Is it possible to do this in a vectorized way using torch operations? also I’d like to do the same thing but with a product over the subsets and return a tensor of the products.

Much thanks in advance!

4 Likes

I’m still looking for a better solution but if someone is having a similar problem, I sort of figured out how to do it with the help of ideas in the following link:

This isn’t the most efficient method because a lot of the terms in cumsum (and cumprod) are unnecessary, if someone finds a more efficient way to do this then please post here but the following seems to work at least for the summation: (NOTE: this has problems with cumprod, for example if the array is long then the cumulative product can blow up to INF or if there are any zeros in the array, then all subsequent products are zero)

PYTORCH SOLUTION

FOR THE SUM
a=torch.tensor([[1,2,3,4,5,6,7,8]])
b=a.cumsum(1) #cumulative sum over row
c=b.gather(1, torch.tensor([[1,3,7]])) #select relevant terms
d=torch.cat( (torch.tensor([[0]]), b.gather(1, torch.tensor([[1,3]]))),1) #select relevant terms
print(c,d,c-d)

returns

tensor([[ 3, 10, 36]]) tensor([[ 0, 3, 10]]) tensor([[ 3, 7, 26]])

FOR THE PRODUCT
a=torch.tensor([[1,2,3,4,5,6,7,8]])
b=a.cumprod(1) #cumulative sum over row
c=b.gather(1, torch.tensor([[1,3,7]])) #select relevant terms
d=torch.cat( (torch.tensor([[1]]), b.gather(1, torch.tensor([[1,3]]))),1) #select relevant terms
print(c,d,c/d)

returns
tensor([[ 2, 24, 40320]]) tensor([[ 1, 2, 24]]) tensor([[ 2, 12, 1680]])

NUMPY SOLUTION
a = np.array([[1,2,3,4,5,6,7,8]])
b=np.add.reduceat(a, [0,2,4], axis=1)
print(b,type(b),b.shape)

returns

[[ 3 7 26]] <class ‘numpy.ndarray’> (1, 3)

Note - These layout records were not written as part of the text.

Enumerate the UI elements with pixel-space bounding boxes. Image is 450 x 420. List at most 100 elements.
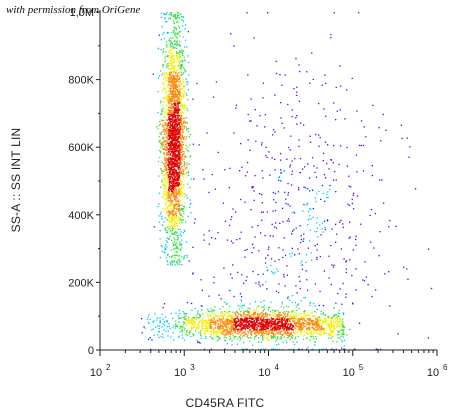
data-point: [172, 95, 174, 98]
data-point: [309, 304, 311, 307]
data-point: [175, 199, 177, 201]
data-point: [286, 332, 288, 334]
data-point: [177, 152, 179, 154]
data-point: [307, 247, 309, 249]
data-point: [218, 318, 220, 320]
data-point: [159, 238, 161, 240]
data-point: [323, 270, 325, 272]
data-point: [169, 123, 171, 125]
data-point: [185, 78, 187, 80]
data-point: [306, 321, 308, 324]
data-point: [290, 323, 292, 325]
data-point: [181, 51, 184, 53]
data-point: [169, 68, 171, 70]
data-point: [173, 248, 176, 250]
data-point: [163, 31, 165, 34]
data-point: [285, 198, 287, 200]
data-point: [183, 183, 185, 186]
data-point: [180, 188, 182, 191]
data-point: [176, 242, 178, 244]
data-point: [170, 190, 172, 192]
data-point: [307, 224, 309, 226]
data-point: [171, 264, 173, 266]
data-point: [272, 309, 274, 311]
data-point: [290, 327, 292, 329]
data-point: [177, 90, 180, 93]
data-point: [240, 296, 243, 298]
data-point: [308, 321, 310, 324]
data-point: [181, 239, 183, 241]
data-point: [348, 204, 350, 207]
data-point: [355, 235, 357, 237]
data-point: [169, 65, 172, 67]
data-point: [208, 325, 210, 327]
data-point: [284, 285, 286, 287]
data-point: [307, 188, 309, 190]
data-point: [277, 316, 279, 318]
data-point: [262, 336, 264, 338]
data-point: [358, 12, 360, 14]
data-point: [240, 231, 242, 233]
data-point: [231, 315, 233, 317]
data-point: [173, 40, 176, 42]
data-point: [268, 314, 270, 316]
data-point: [288, 326, 290, 329]
data-point: [320, 313, 322, 315]
data-point: [239, 339, 241, 341]
data-point: [316, 308, 318, 310]
data-point: [307, 326, 309, 328]
data-point: [304, 331, 306, 333]
data-point: [199, 319, 201, 322]
data-point: [172, 227, 174, 229]
data-point: [165, 240, 168, 242]
data-point: [249, 303, 251, 305]
data-point: [224, 312, 227, 314]
data-point: [165, 154, 168, 156]
data-point: [291, 160, 293, 162]
data-point: [345, 261, 347, 263]
data-point: [167, 65, 169, 68]
data-point: [167, 158, 170, 160]
data-point: [172, 115, 174, 117]
data-point: [240, 325, 242, 328]
data-point: [181, 330, 183, 332]
data-point: [242, 326, 245, 329]
data-point: [168, 172, 171, 174]
data-point: [175, 71, 177, 73]
data-point: [208, 230, 210, 232]
data-point: [179, 144, 181, 146]
data-point: [173, 84, 175, 86]
data-point: [365, 136, 367, 138]
data-point: [163, 88, 165, 90]
data-point: [183, 85, 186, 88]
data-point: [275, 315, 277, 317]
data-point: [271, 223, 273, 225]
data-point: [176, 245, 178, 247]
data-point: [164, 183, 166, 185]
data-point: [170, 175, 172, 177]
data-point: [233, 336, 235, 338]
data-point: [182, 106, 185, 108]
data-point: [327, 315, 330, 318]
data-point: [148, 314, 150, 316]
data-point: [171, 256, 173, 259]
data-point: [176, 262, 178, 264]
data-point: [162, 83, 165, 85]
data-point: [167, 210, 169, 213]
data-point: [167, 153, 169, 156]
data-point: [204, 331, 206, 333]
data-point: [180, 157, 182, 160]
data-point: [363, 280, 366, 282]
data-point: [298, 187, 300, 189]
data-point: [349, 236, 351, 238]
data-point: [302, 318, 304, 320]
data-point: [167, 134, 169, 136]
data-point: [330, 322, 332, 324]
data-point: [228, 314, 230, 316]
data-point: [341, 329, 344, 331]
data-point: [316, 249, 318, 251]
data-point: [162, 63, 164, 66]
data-point: [242, 324, 244, 326]
data-point: [272, 348, 274, 350]
data-point: [274, 169, 276, 171]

Thanks for the answer @James_Hickman!

I am also facing this problem right now, and am looking for a more efficient solution since I am dealing with large tensors.

Bumping this post in case anyone knows of a better solution now, because of the improvements in Pytorch over the last two years.

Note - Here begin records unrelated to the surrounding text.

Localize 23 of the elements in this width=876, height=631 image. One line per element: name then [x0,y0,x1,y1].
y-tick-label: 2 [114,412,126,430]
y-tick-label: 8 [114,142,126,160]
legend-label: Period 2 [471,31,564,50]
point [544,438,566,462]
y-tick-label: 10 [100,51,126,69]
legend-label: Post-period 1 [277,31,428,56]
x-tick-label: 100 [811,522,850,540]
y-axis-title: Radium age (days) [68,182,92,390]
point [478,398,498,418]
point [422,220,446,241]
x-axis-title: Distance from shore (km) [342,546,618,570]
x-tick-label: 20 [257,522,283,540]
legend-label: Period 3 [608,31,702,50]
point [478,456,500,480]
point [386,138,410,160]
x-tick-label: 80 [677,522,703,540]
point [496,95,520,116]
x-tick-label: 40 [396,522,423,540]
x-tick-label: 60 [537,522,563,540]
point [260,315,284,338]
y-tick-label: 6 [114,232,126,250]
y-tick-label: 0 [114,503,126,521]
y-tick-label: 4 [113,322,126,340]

@Remorax Did you find a more efficient solution? I have the same problem.

Thank you.

Perhaps this is helpful.

Based on the solution of @James_Hickman :

a = torch.tensor([[1,2,3,4,5,6,7,8]])
b = a.cumsum(1)
c = b.gather(1, torch.tensor([[1,3,7]])) #select relevant terms
c = torch.cat([torch.zeros(1, 1), c], dim=-1) #start the sum with zeros
res = c.unsqueeze(2) - c.unsqueeze(1)
torch.diagonal(res, offset=-1, dim1=1, dim2=2)

returns

tensor([[ 3.,  7., 26.]])

The scatter_add function in the pytorch-scatter package seems to do exactly what you want. See Scatter Add — pytorch_scatter 1.3.0 documentation

1 Like

this is helpful to me. thank you very much!